Essential Organizational Patterns

Organizational patterns are chosen based on audience and purpose. With some subjects, organizational patterns are easy to choose, while others may involve a combination of patterns. Anticipate the needs of your audience and logically consider which type of organization best fits your purpose.

Sequential divides a subject into steps and present them in the order they occur. The audience is able to easily understand and follow this type of organization since it flows logically from one step to the other. Avoid the pitfall of assuming the audience knows more than they do and provide detailed explanations to each step. Sequential patterns are typically used for writing instructions.

Chronological focuses on the order steps occur in time. This is typically used in trip reports, work schedules, minutes of meetings, and laboratory test procedures.

Spatial describes an object according to the arrangements of its features. You may choose to describe the subject by dimension, direction, shape, or proportion. This can easily be used with sequential or chronological organizations since all are divided into steps. Spatial organization is commonly used with emergency plans, layouts, and progress reports.

Division separates a whole into parts. Carefully consider the subject and your purpose before dividing information and keep your choice of division consistent.
Both division and classification are used to help the audience consider individual areas of a subject and their relationship to one another.

Classification groups a number of units into related categories. Outlining or tables are often used since both organize information by relationship and further break down the subject.

Decreasing order of importance begins with the most important point and ends with the least important point. This is useful for audiences with limited time who need to quickly scan a document. Newspapers adopt this model of organization by placing primary information first followed by background information.

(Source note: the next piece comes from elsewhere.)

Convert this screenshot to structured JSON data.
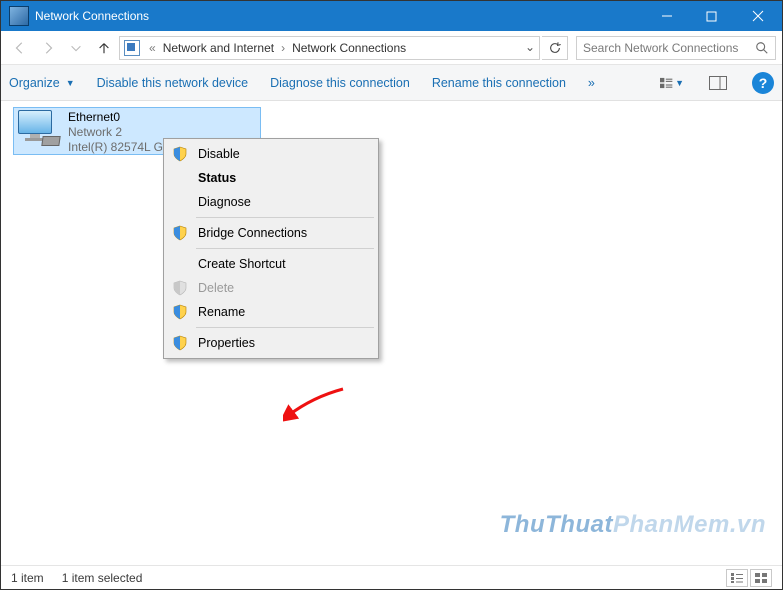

Increasing order of importance begins with the least important point and concludes with the most important point. This is useful when you want the reader to have the most important information fresh in mind. However, your audience may get distracted or impatient before reaching the main point.

General-to-specific places a general statement or the key finding at the beginning and follows with supporting facts or examples. This is commonly used in memos and reports, which place the key statement at the beginning followed by supporting facts in the body of the document.

Specific-to-general begins with specific information and builds toward a general conclusion. This is useful when dealing with a skeptical audience because it allows you to build your case throughout the document before reaching the general conclusion.

Comparison is used to evaluate the merits of different items for a specific purpose. First, determine the basis for the comparison. Then, find an effective way to structure the comparison.
  • The whole-by-whole pattern is used to discuss all relevant characteristics of one item before moving onto the next.
  • The part-by-part pattern is used to compare relevant features of each item one by one.
Most comparisons use tables so your reader can compare the information all at once.